In this code, the `cross_val_score`

function performs 5-fold cross-validation (`cv=5`

) on the model using Mean Absolute Error (MAE) as the scoring metric (`scoring='neg_mean_absolute_error'`

).

Since `scoring='neg_mean_absolute_error'`

returns negative values you may be wondering. Let's clarify it.

MAE measures the average absolute difference between predicted and actual values. Lower MAE values indicate better model performance because fewer errors mean better predictions.

Since `cross_val_score`

is designed to maximize scores, it’s set up to prefer higher values. To adapt MAE, which benefits from being lower, the function returns the negative of the MAE. For example, if the MAE is 5, it returns -5; if the MAE is 9, it returns -9.

This sign flip allows the function to follow its maximization convention. A higher negative value (less negative) corresponds to a smaller MAE, which indicates better performance. Thus, -5 is better than -9 because -5 (less negative) represents a lower MAE, reflecting fewer errors and better predictions.

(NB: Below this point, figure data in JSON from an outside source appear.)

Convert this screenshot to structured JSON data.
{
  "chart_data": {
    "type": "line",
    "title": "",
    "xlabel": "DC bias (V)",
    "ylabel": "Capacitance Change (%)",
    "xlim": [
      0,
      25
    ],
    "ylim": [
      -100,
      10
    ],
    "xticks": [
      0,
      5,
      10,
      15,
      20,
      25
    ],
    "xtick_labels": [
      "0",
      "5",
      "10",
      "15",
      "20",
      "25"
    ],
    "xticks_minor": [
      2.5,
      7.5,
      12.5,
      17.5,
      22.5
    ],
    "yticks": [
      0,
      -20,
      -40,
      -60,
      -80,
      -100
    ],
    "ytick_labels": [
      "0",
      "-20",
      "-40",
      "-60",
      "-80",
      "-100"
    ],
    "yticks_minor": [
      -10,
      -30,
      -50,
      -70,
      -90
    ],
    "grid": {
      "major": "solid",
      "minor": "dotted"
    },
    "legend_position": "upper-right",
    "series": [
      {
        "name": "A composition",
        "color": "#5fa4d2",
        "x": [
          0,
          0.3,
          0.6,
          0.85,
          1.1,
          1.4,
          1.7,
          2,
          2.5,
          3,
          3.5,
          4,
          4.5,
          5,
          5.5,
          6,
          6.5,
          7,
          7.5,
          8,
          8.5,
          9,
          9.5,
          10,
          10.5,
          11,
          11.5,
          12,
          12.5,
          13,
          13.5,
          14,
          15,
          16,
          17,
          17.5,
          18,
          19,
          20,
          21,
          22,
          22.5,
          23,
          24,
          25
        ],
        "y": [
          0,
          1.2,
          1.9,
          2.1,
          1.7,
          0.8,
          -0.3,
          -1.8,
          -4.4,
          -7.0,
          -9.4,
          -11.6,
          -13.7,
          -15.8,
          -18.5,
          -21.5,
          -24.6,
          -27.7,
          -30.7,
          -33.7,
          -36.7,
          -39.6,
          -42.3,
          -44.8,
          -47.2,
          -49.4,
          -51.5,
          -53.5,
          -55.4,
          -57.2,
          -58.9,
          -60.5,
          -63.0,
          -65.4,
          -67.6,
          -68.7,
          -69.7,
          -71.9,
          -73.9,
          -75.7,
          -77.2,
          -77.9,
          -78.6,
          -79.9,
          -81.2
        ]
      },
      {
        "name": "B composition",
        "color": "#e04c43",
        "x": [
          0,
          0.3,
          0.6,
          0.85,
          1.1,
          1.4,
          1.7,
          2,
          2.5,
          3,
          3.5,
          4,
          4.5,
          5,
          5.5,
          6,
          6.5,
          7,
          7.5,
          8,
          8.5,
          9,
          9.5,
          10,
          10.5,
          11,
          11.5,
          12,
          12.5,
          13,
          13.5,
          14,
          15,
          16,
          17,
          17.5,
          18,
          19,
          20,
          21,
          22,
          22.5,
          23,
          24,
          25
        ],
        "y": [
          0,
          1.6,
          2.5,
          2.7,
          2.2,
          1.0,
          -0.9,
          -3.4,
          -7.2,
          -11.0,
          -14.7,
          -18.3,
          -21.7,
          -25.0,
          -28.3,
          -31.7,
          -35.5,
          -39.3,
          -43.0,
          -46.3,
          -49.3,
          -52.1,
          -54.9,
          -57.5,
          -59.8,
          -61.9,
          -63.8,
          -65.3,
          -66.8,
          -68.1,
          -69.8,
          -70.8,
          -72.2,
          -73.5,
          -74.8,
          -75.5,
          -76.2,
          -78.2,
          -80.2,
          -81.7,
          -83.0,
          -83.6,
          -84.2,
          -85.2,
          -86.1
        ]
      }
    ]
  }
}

I hope you got the idea. Let's continue from where we left.

The `np.mean(mae)`

function calculates the average of these negative MAE scores, resulting in approximately `-0.4662`

. This average provides an overall measure of the model's prediction accuracy across different data subsets. To get the actual MAE, you would take the negative of this value.

### MSE (using cross-validation)

```
np.random.seed(42)
mse = cross_val_score(mdl,X,y,cv=5,scoring='neg_mean_squared_error')
mse
# output => array([-0.51906307, -0.34788294, -0.37112854, -0.44980156, -0.4626866 ])
np.mean(mse)
# output => -0.43011254261460774
```

In this code, `cross_val_score`

evaluates the regression model's performance using 5-fold cross-validation (`cv=5`

) with the Mean Squared Error (MSE) as the metric. The `scoring='neg_mean_squared_error'`

parameter indicates that the function returns negative MSE values, as minimizing MSE is equivalent to maximizing the negative MSE.

The output array contains negative MSE values for each fold: `[-0.5191, -0.3479, -0.3711, -0.4498, -0.4627]`

. The average of these negative MSE values, calculated as `np.mean(mse)`

, is approximately `-0.4301`

. This average negative MSE represents the typical squared error of the model's predictions across different data subsets, with the actual MSE being around `0.4301`

.

Cross-validation, especially with k-fold (like 5-fold), provides a more reliable evaluation of a model’s performance compared to a single train-test split. It helps in understanding how well the model generalizes to different subsets of the data. When using a model like `RandomForestRegressor`

, cross-validation helps mitigate the risk of overfitting and provides a more robust estimate of performance. This approach ensures that the evaluation is less dependent on the particular train-test split and gives a more comprehensive view of the model’s effectiveness across various data splits.